Victor took her by the shoulders as she stood by his bed. "In the name of goodness, Janet, what is it?" he said.

It came at last, a broken story, through many gusts of breath, all pretences down between them now and their hearts naked before each other.

Fenella Stanley, who, since she left Newnham, had been working (as he knew) as a voluntary assistant at some Women's Settlement in London, had just been offered and had accepted the position of its resident Lady Warden, and signed on for seven years.

"Seven years, you say?"

"Seven years, dear."

The Governor had prayed and protested, saying he had only one daughter, and asking if she meant that he was to live the rest of his life alone, but Fenella, who had written heart-breaking letters, had held to her purpose. It was like taking the veil, like going into a nunnery; the girl was lost to them, they had seen the last of her.

"I had it all from Catherine Green," said Janet.

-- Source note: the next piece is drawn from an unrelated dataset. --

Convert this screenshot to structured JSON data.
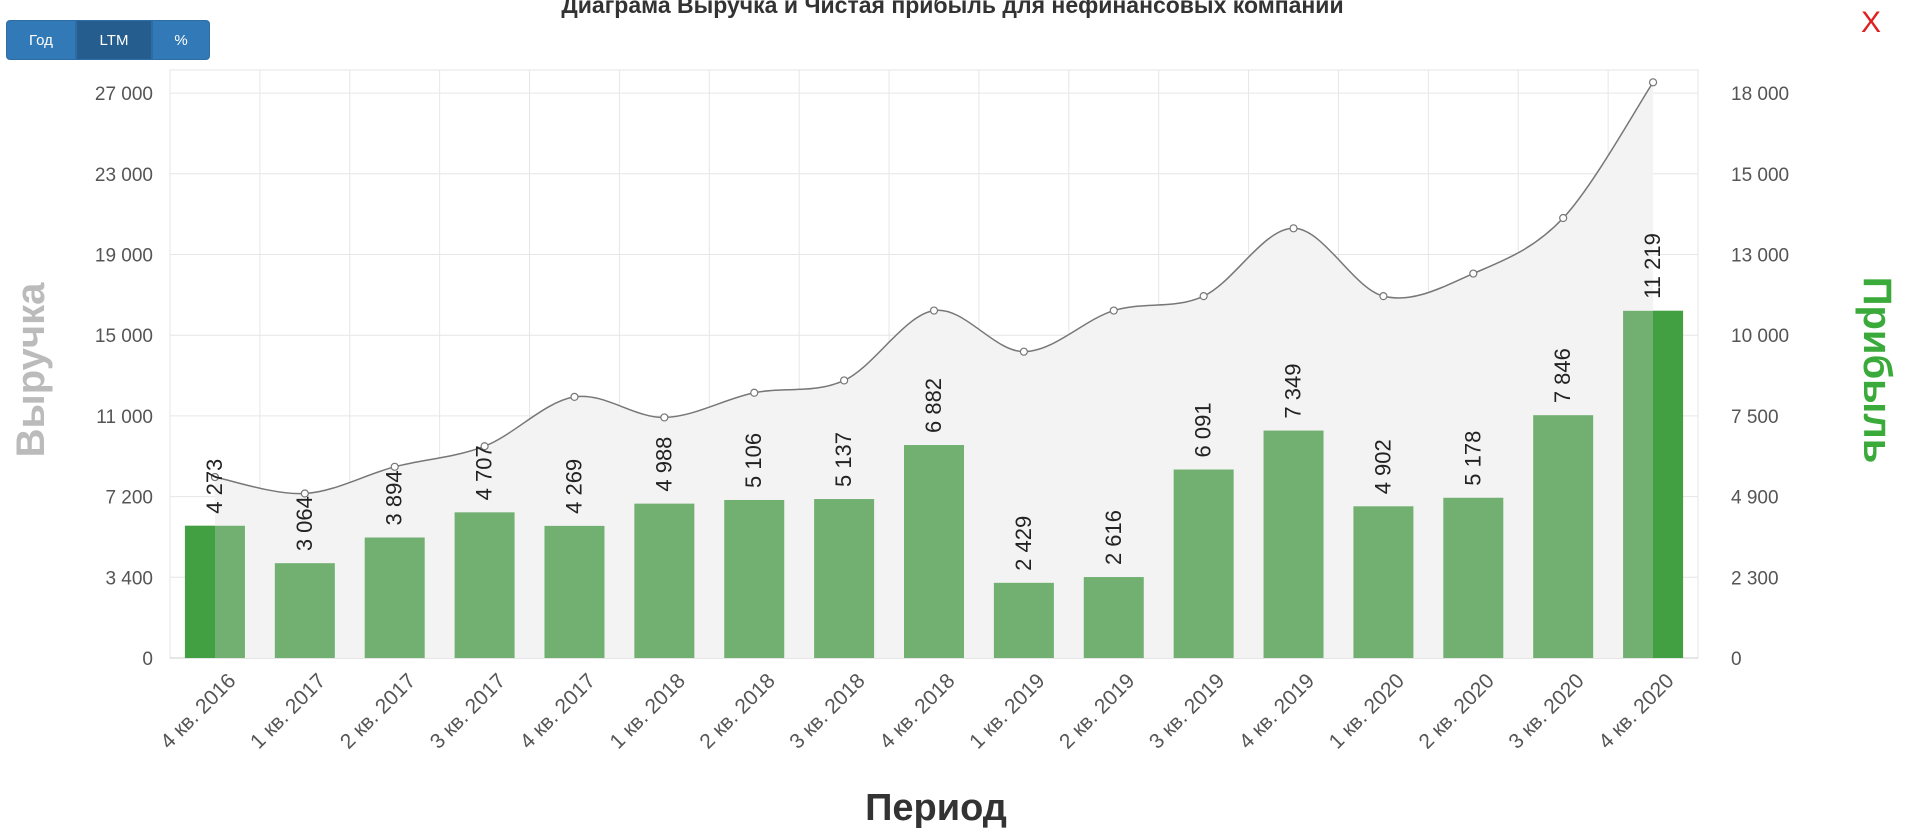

Willie Killip, the postman, had given her the letter just when she was standing at the porch, looking down the Curragh lane for Victor, and seeing him coming along with his high step and the sunset behind him, swishing the heads off the cushags with his cane.

"I couldn't find it in my heart to tell you last night, and you looking so happy, so I ran away to my room, and it's a sorrowful woman I am to tell you this morning."

She knew it would be bitter hard to him—as hard as it must have been to Jacob to serve seven years for Rachel and then lose her, and that was the saddest story in the old Book, she thought.

"But we must bear it as well as we can, dear, and—who knows?—it may all be for the best some day."

Victor, resting on his elbow, had listened with mouth agape. The flaming light which had crimsoned his sky for five long years, sustaining him, inspiring him, had died out in an instant. For some moments he did not speak, and in the intervals of Janet's lamentations nothing was audible but the cry of some sea-gulls who had come up from the sea, where a storm was rising. Then he began to laugh. It was wild, unnatural laughter, beginning thick in his throat and ending with a scream.

"Lord, what a joke!" he cried. "What a damned funny joke!"

But at the next moment he broke into a stifling sob, and fell face down on to the pillow and soaked it with his tears.

Janet hung over him like a mother-bird over a broken nest, her wrinkled face working hard with many emotions—sorrow for her boy and even anger with Fenella.

"Aw, dear! aw, dear!" she moaned, "many a time I've wished I had been your real mother, dear; but never so much as now that I might have a right to comfort you."

At that word, though sadly spoken, Victor raised himself from his pillow, brushed his eyes fiercely and said, in a firm, decided voice,

"That's all right, mother. I've been a fool. But it shall never happen again—never!"